23 Mart 2014 Pazar

VE TWİTTER KAPATILDI



Dünyanın en büyük sosyal paylaşım sitelerinden biri olan twitter, 20 Mart 2014 tarihi itibariyle erişime engellendi. Gece yarısından itibaren erişimi engellenen twitter sitesi için tepki gösteren hukukçular toplu dava açma çağrısında bulundular.

Çok az sayıda ülkede erişimi yasaklanan twitter'ın Türkiye'de erişiminin engellenmesi vatandaşlarında tepkisine yol açtı. Elbette Türkiye'deki twitter'a erişimin engellenmesi sadece ülke içinde tepkiye yol açmadı.

 ABD ve AB'den büyük tepki geldi. ABD Dış İşleri Bakanlığı Sözcülüğü, yasağa tepki gösteren konuşmasında şu açıklamaları yaptı : " Daha önce de dile getirdiğimiz gibi, sosyal medya sitelerinin kapatılabileceği yönünde ki her türlü öneri sonrası son derece endişeli olmaya devam ediyoruz. Demokrasiler kamuda ki seslerin çeşitliliği ile güçlenirler. Bağımsız ve özgür bir medya, demokrasinin, açık toplumun esas unsurudur ve resmi şeffaflığı, hesap verebilirliği sağlamada hayatidir." 

İstanbul Barosu'nun Twitter'ın kapatılmasına ilişkin yaptığı açıklamayı siz hukuki yorum okuyucuları ile paylaşıyoruz :

TWITTER’A ERİŞİMİN ENGELLENMESİ HAKKINDA AÇIKLAMA


5651 sayılı ‘İnternet Ortamında Yapılan Yayınların Düzenlenmesi ve Bu Yayınlar Yoluyla İşlenen Suçlarla Mücadele Edilmesi Hakkında Kanun’un; amacı ve kapsamı ile birlikte değerlendirildiğinde temel hak ve özgürlükler bakımından birçok sakıncalı sonuca sebebiyet vereceği gerek uygulamacılar, gerek sivil toplum kuruluşları, gerekse akademisyenler tarafından defalarca kez dillendirilmiş, Baromuz tarafından sayısız etkinlik düzenlenmiş ama hepsi göz ardı edilerek yasa değişikliği yapılmıştır.

İktidar, bu yasanın özel hayatın gizliliğinin korunması için çıkartıldığını, sansür ile alakası olmadığı savunmuştur.
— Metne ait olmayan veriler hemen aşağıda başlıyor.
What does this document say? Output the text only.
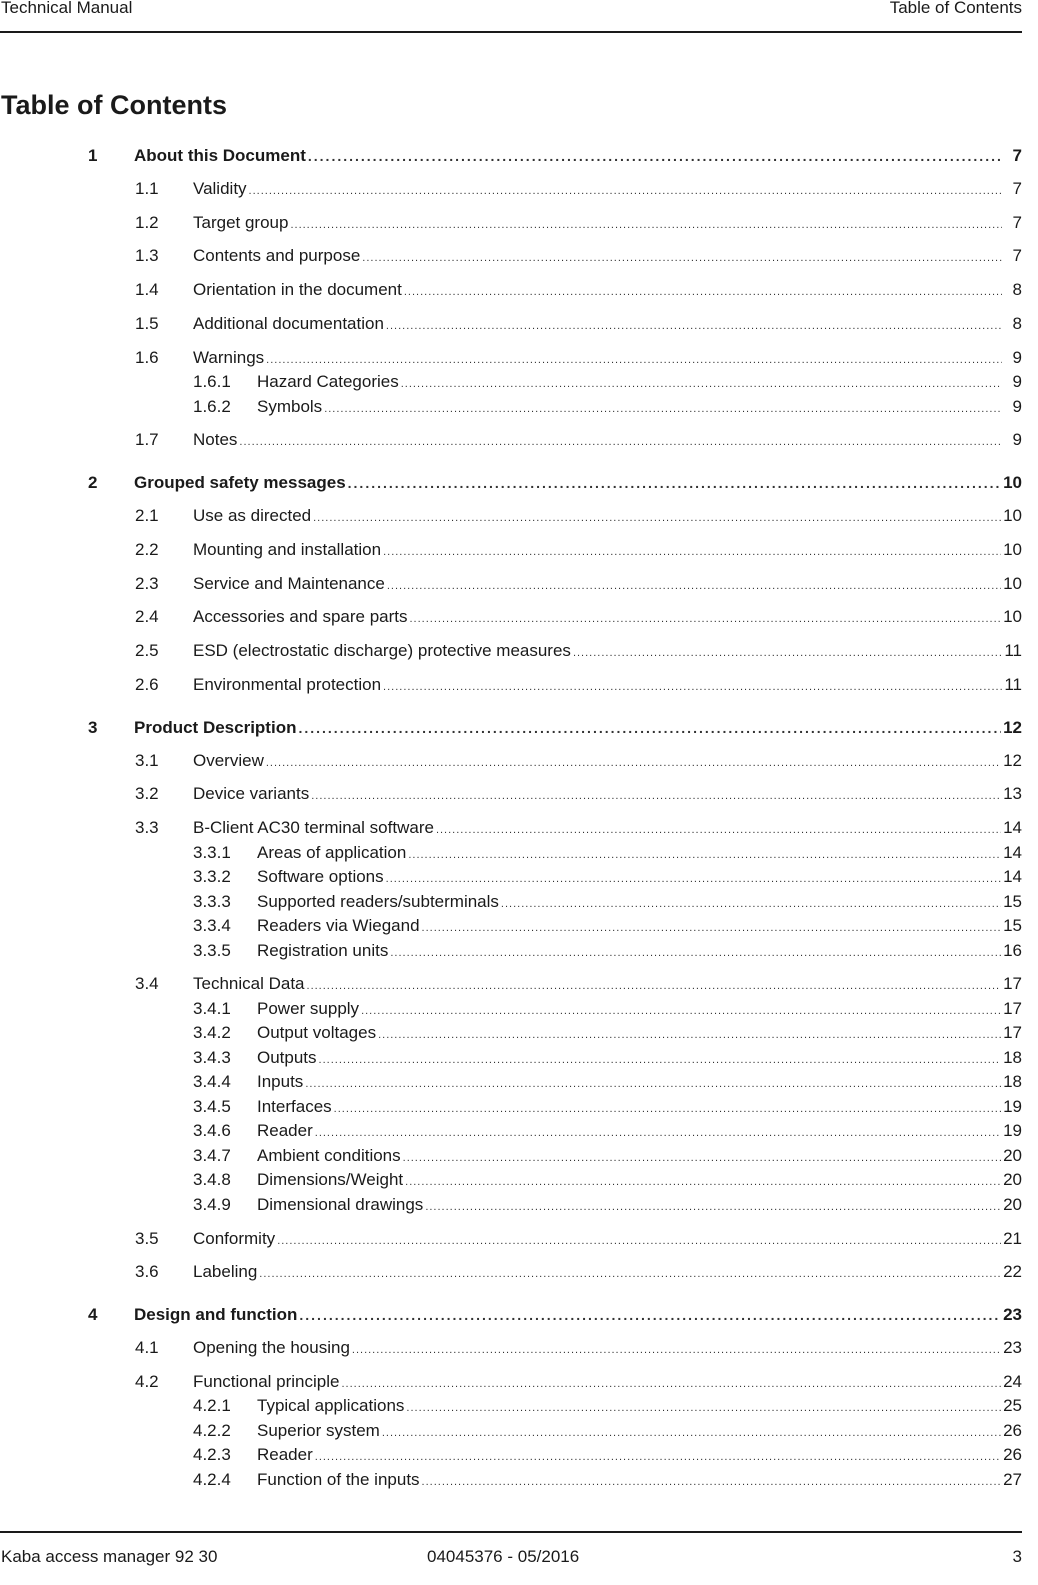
Technical Manual	Table of Contents
Table of Contents
1 About this Document .....	7
1.1 Validity .....	7
1.2 Target group .....	7
1.3 Contents and purpose .....	7
1.4 Orientation in the document .....	8
1.5 Additional documentation .....	8
1.6 Warnings .....	9
1.6.1 Hazard Categories .....	9
1.6.2 Symbols .....	9
1.7 Notes .....	9
2 Grouped safety messages .....	10
2.1 Use as directed .....	10
2.2 Mounting and installation .....	10
2.3 Service and Maintenance .....	10
2.4 Accessories and spare parts .....	10
2.5 ESD (electrostatic discharge) protective measures .....	11
2.6 Environmental protection .....	11
3 Product Description .....	12
3.1 Overview .....	12
3.2 Device variants .....	13
3.3 B-Client AC30 terminal software .....	14
3.3.1 Areas of application .....	14
3.3.2 Software options .....	14
3.3.3 Supported readers/subterminals .....	15
3.3.4 Readers via Wiegand .....	15
3.3.5 Registration units .....	16
3.4 Technical Data .....	17
3.4.1 Power supply .....	17
3.4.2 Output voltages .....	17
3.4.3 Outputs .....	18
3.4.4 Inputs .....	18
3.4.5 Interfaces .....	19
3.4.6 Reader .....	19
3.4.7 Ambient conditions .....	20
3.4.8 Dimensions/Weight .....	20
3.4.9 Dimensional drawings .....	20
3.5 Conformity .....	21
3.6 Labeling .....	22
4 Design and function .....	23
4.1 Opening the housing .....	23
4.2 Functional principle .....	24
4.2.1 Typical applications .....	25
4.2.2 Superior system .....	26
4.2.3 Reader .....	26
4.2.4 Function of the inputs .....	27
Kaba access manager 92 30	04045376 - 05/2016	3
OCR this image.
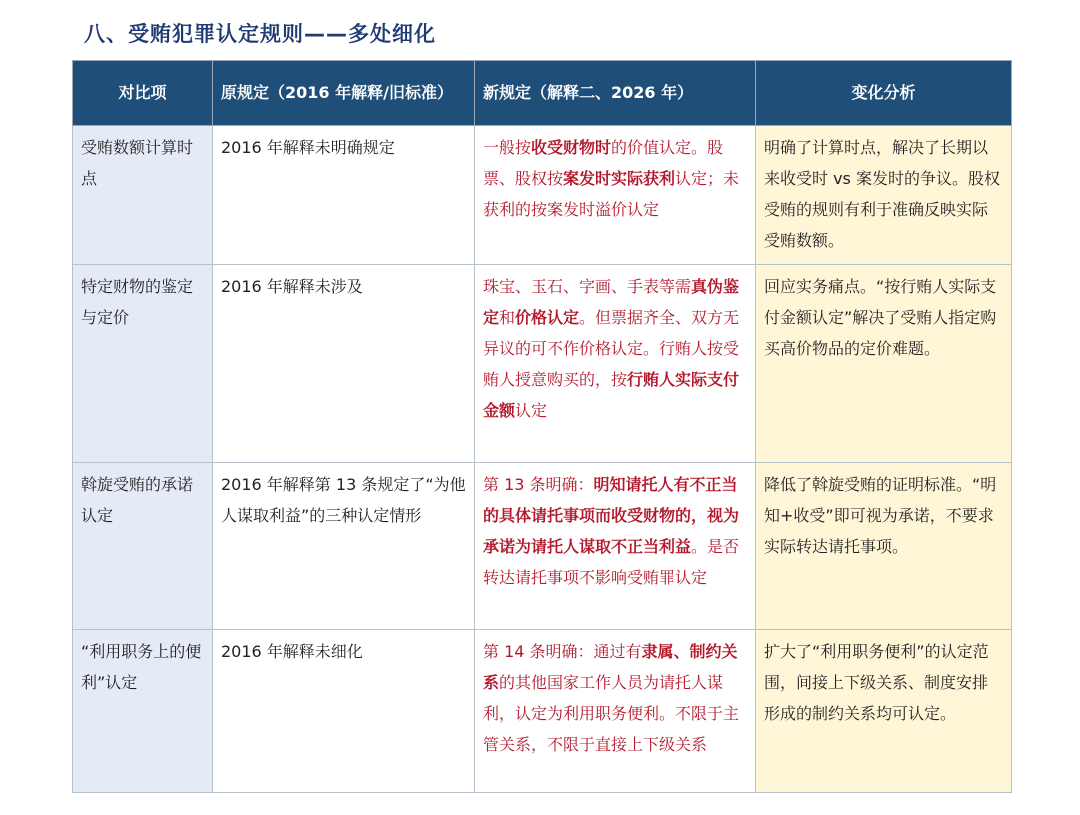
八、受贿犯罪认定规则——多处细化
对比项	原规定（2016 年解释/旧标准）	新规定（解释二、2026 年）	变化分析
受贿数额计算时点	2016 年解释未明确规定	一般按收受财物时的价值认定。股票、股权按案发时实际获利认定；未获利的按案发时溢价认定	明确了计算时点，解决了长期以来收受时 vs 案发时的争议。股权受贿的规则有利于准确反映实际受贿数额。
特定财物的鉴定与定价	2016 年解释未涉及	珠宝、玉石、字画、手表等需真伪鉴定和价格认定。但票据齐全、双方无异议的可不作价格认定。行贿人按受贿人授意购买的，按行贿人实际支付金额认定	回应实务痛点。“按行贿人实际支付金额认定”解决了受贿人指定购买高价物品的定价难题。
斡旋受贿的承诺认定	2016 年解释第 13 条规定了“为他人谋取利益”的三种认定情形	第 13 条明确：明知请托人有不正当的具体请托事项而收受财物的，视为承诺为请托人谋取不正当利益。是否转达请托事项不影响受贿罪认定	降低了斡旋受贿的证明标准。“明知+收受”即可视为承诺，不要求实际转达请托事项。
“利用职务上的便利”认定	2016 年解释未细化	第 14 条明确：通过有隶属、制约关系的其他国家工作人员为请托人谋利，认定为利用职务便利。不限于主管关系，不限于直接上下级关系	扩大了“利用职务便利”的认定范围，间接上下级关系、制度安排形成的制约关系均可认定。
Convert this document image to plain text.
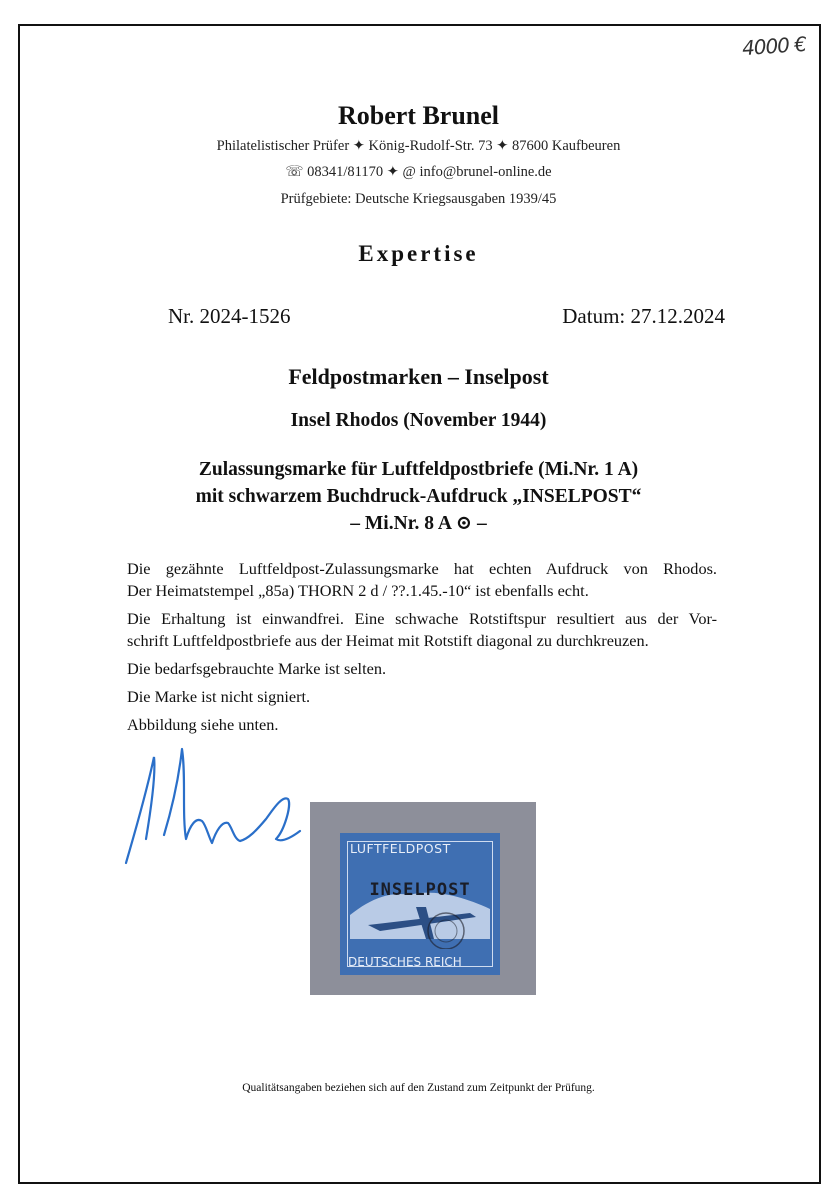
4000 €
Robert Brunel
Philatelistischer Prüfer ✦ König-Rudolf-Str. 73 ✦ 87600 Kaufbeuren
☏ 08341/81170 ✦ @ info@brunel-online.de
Prüfgebiete: Deutsche Kriegsausgaben 1939/45
Expertise
Nr. 2024-1526	Datum: 27.12.2024
Feldpostmarken – Inselpost
Insel Rhodos (November 1944)
Zulassungsmarke für Luftfeldpostbriefe (Mi.Nr. 1 A)
mit schwarzem Buchdruck-Aufdruck „INSELPOST“
– Mi.Nr. 8 A ⊙ –

Die gezähnte Luftfeldpost-Zulassungsmarke hat echten Aufdruck von Rhodos.
Der Heimatstempel „85a) THORN 2 d / ??.1.45.-10“ ist ebenfalls echt.

Die Erhaltung ist einwandfrei. Eine schwache Rotstiftspur resultiert aus der Vor-
schrift Luftfeldpostbriefe aus der Heimat mit Rotstift diagonal zu durchkreuzen.

Die bedarfsgebrauchte Marke ist selten.

Die Marke ist nicht signiert.

Abbildung siehe unten.

LUFTFELDPOST
INSELPOST
DEUTSCHES REICH
Qualitätsangaben beziehen sich auf den Zustand zum Zeitpunkt der Prüfung.
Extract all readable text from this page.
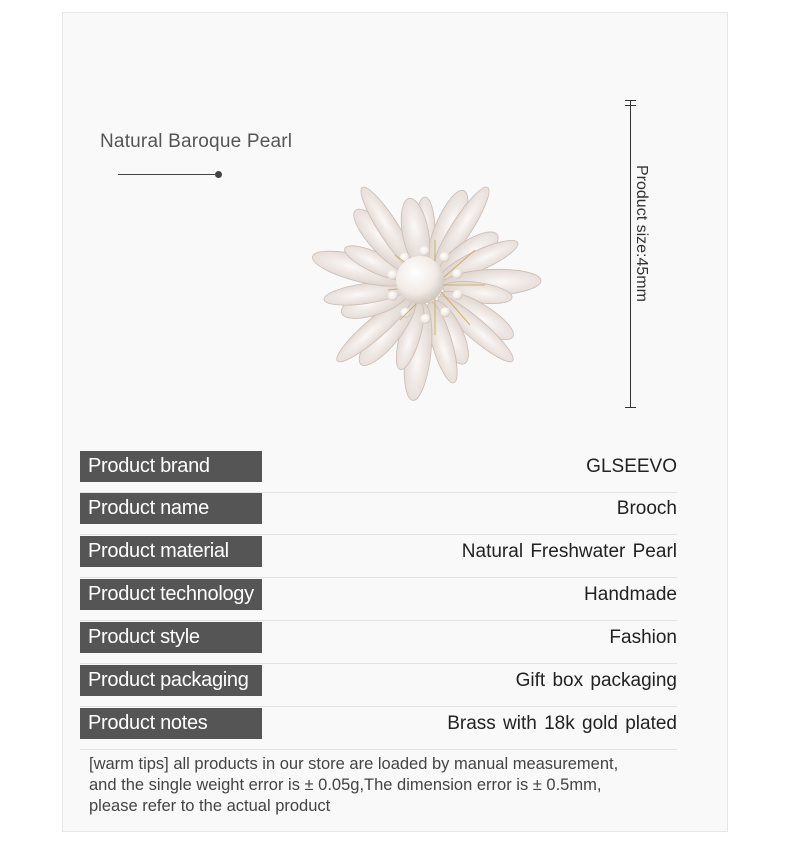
Natural Baroque Pearl
Product size:45mm
Product brand	GLSEEVO
Product name	Brooch
Product material	Natural Freshwater Pearl
Product technology	Handmade
Product style	Fashion
Product packaging	Gift box packaging
Product notes	Brass with 18k gold plated
[warm tips] all products in our store are loaded by manual measurement,
and the single weight error is ± 0.05g,The dimension error is ± 0.5mm,
please refer to the actual product
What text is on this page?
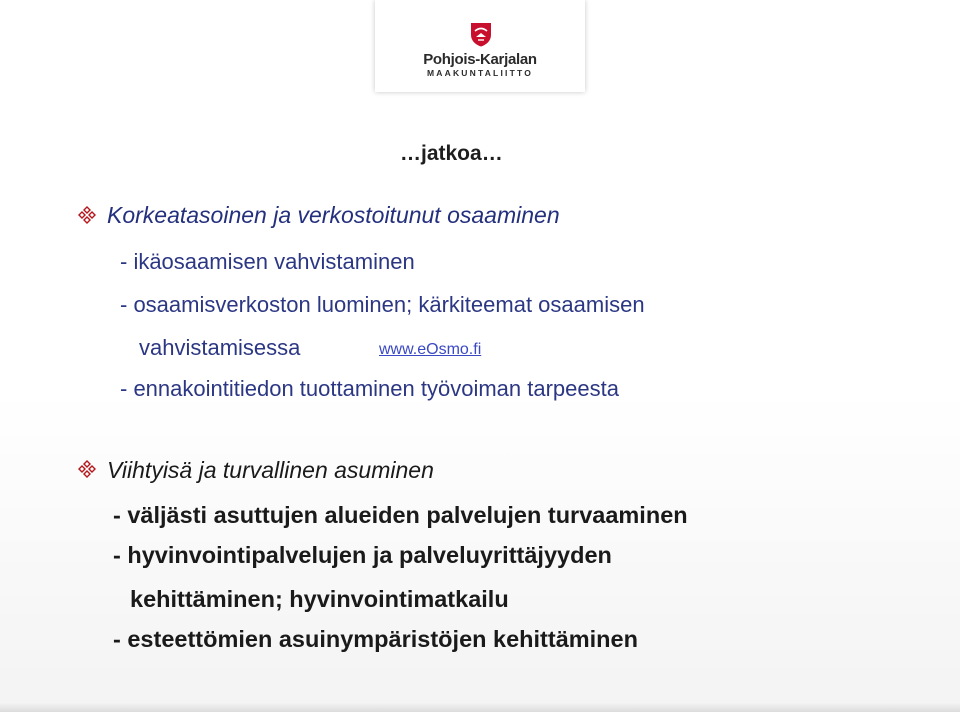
Pohjois-Karjalan
MAAKUNTALIITTO
…jatkoa…
Korkeatasoinen ja verkostoitunut osaaminen
- ikäosaamisen vahvistaminen
- osaamisverkoston luominen; kärkiteemat osaamisen
vahvistamisessa	www.eOsmo.fi
- ennakointitiedon tuottaminen työvoiman tarpeesta
Viihtyisä ja turvallinen asuminen
- väljästi asuttujen alueiden palvelujen turvaaminen
- hyvinvointipalvelujen ja palveluyrittäjyyden
kehittäminen; hyvinvointimatkailu
- esteettömien asuinympäristöjen kehittäminen
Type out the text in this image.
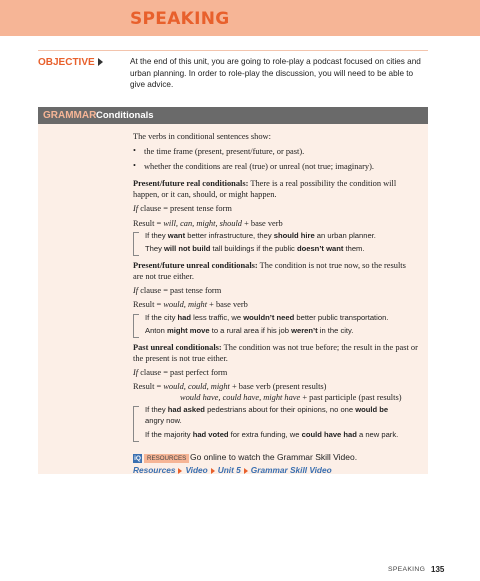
SPEAKING
OBJECTIVE	At the end of this unit, you are going to role-play a podcast focused on cities and urban planning. In order to role-play the discussion, you will need to be able to give advice.
GRAMMAR Conditionals
The verbs in conditional sentences show:
• the time frame (present, present/future, or past).
• whether the conditions are real (true) or unreal (not true; imaginary).
Present/future real conditionals: There is a real possibility the condition will happen, or it can, should, or might happen.
If clause = present tense form
Result = will, can, might, should + base verb
If they want better infrastructure, they should hire an urban planner.
They will not build tall buildings if the public doesn’t want them.
Present/future unreal conditionals: The condition is not true now, so the results are not true either.
If clause = past tense form
Result = would, might + base verb
If the city had less traffic, we wouldn’t need better public transportation.
Anton might move to a rural area if his job weren’t in the city.
Past unreal conditionals: The condition was not true before; the result in the past or the present is not true either.
If clause = past perfect form
Result = would, could, might + base verb (present results)
would have, could have, might have + past participle (past results)
If they had asked pedestrians about for their opinions, no one would be angry now.
If the majority had voted for extra funding, we could have had a new park.
iQ RESOURCES Go online to watch the Grammar Skill Video.
Resources Video Unit 5 Grammar Skill Video
SPEAKING 135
Fakat çok geçmeden halkımızın bireysel olarak düşüncelerini özgürce ifade edebildiği Twitter’a ait tüm servislere erişim engellenerek, bir yasanın nasıl sansür için kullanabileceğini tüm dünyaya ispatlamış, ülkemizin Çin'den sonra Twitter'ı yasaklayan dünyanın ikinci ülkesi olma utancını bize yaşatmıştır.

Twitter’ın erişim engellenmesi, başta ifade özgürlüğü ile ilgili Avrupa İnsan Hakları Sözleşmesi 10. maddesine ve Anayasamızın 26. maddesine  aykırıdır. İlgili karar, Anayasamızın yargı yetkisinin ancak mahkemelerce kullanılabileceğini hüküm altına alındığı 9. maddesine, kuvvetler ayrılığının vurgulandığı ve kanunların Anayasamıza aykırı olamayacağının emredildiği 11. maddesine, haberleşme özgürlüğünün güvence altına alındığı 22. maddesine, “herkes, düşünce ve kanaat hürriyetine sahiptir” hükmüne yer veren 25. maddesine ve “devlet, basın ve haber alma hürriyetlerini sağlayacak tedbirleri alır” sorumluluğunu yükleyen 28. maddesine açıkça aykırıdır. Tüm bu Anayasa maddelerine aykırı davranmak ise en hafif söylemle bir sivil darbedir.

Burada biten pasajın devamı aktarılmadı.